James stayed with Jess until Tammy arrived, but he had to leave almost immediately. Since Jess had been feeling bad for a while, and there was almost no food in the house, so Tammy decided a shopping trip was in order. She made a careful list so that she wouldn’t have to be gone longer than necessary. The grocery store was close, and she made great time, getting the groceries in fifteen minutes.
After digging around in her purse at the checkout stand, Tammy realized she’d left her wallet on the table… back in her apartment.
Everything was already checked out and there was a line behind her, so she was absolutely mortified as she apologized to the cashier and explained the situation. The cashier began to clear the order, but the gentleman behind Tammy spoke up. He looked at the total, handed the cashier his credit card with the bread and soda he was holding, and told her to add Tammy’s groceries — over $100 worth — to his tiny purchase.

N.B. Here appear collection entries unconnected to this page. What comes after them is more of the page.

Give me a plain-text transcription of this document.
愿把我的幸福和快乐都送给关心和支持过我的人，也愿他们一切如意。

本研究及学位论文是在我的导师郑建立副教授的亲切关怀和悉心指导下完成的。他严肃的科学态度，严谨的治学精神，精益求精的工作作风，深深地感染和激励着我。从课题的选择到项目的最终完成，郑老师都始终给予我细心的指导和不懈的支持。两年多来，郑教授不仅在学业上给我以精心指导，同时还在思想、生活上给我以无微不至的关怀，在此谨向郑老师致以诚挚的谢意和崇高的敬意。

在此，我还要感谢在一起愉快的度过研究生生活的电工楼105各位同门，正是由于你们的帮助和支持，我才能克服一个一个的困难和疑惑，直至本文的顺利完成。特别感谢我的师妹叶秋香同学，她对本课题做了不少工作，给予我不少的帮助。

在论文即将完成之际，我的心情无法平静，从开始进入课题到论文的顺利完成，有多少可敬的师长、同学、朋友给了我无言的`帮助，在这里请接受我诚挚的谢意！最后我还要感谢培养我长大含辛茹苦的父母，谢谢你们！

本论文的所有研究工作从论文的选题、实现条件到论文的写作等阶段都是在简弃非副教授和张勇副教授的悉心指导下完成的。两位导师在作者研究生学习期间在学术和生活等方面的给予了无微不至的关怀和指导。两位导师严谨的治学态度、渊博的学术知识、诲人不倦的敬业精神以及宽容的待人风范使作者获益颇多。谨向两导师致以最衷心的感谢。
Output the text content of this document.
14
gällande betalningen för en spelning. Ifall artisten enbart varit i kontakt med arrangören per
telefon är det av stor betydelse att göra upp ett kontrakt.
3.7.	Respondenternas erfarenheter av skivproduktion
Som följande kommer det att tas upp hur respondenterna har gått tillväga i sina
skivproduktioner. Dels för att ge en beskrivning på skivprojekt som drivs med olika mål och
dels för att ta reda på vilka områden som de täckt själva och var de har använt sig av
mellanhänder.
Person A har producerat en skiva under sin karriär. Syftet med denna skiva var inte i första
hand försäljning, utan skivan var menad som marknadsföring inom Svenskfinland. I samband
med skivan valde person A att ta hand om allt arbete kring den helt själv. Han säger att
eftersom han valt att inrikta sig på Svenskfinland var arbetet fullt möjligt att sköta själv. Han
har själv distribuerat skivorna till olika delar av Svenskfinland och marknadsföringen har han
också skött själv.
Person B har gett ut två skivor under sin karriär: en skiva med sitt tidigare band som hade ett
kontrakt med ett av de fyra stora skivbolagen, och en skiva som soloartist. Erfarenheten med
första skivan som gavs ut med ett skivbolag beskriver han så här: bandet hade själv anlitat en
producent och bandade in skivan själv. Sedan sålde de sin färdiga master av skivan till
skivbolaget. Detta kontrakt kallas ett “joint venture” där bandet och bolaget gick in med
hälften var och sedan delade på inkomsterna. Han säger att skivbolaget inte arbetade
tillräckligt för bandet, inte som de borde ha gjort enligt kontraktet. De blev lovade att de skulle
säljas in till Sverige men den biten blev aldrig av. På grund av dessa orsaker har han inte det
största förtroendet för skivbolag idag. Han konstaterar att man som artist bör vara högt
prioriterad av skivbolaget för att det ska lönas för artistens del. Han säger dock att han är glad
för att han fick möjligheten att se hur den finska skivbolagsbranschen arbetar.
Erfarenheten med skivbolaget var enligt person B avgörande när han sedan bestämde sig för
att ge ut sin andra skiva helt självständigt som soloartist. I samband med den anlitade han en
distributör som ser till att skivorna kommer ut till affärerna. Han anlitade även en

When everything was checked through, the man pulled his soda and bread from the cart and walked away. Tammy snapped out of her shock and asked for his name and address to pay him back. He told her not to worry, he could tell she wasn’t having a good day, and he was glad to help. He just kept walking.
Tammy couldn’t catch him, so she just went back to take care of Jess.
A couple of weeks later when Jess was better Tammy remembered her grocery store savior. The only thing she knew about him was where he got groceries, so every chance she got, she took the one-hour drive back out to the store. She worked on her laptop in a cafe nearby and watched for him. It took a week and a half of “staking out” the grocery store before she saw him again.
She stopped him as he was coming out of the store, and asked if she could buy him dinner to repay his favor. She told me she wasn’t sure which was nicer: being able to repay his favor, or the surprise on his face at seeing her again!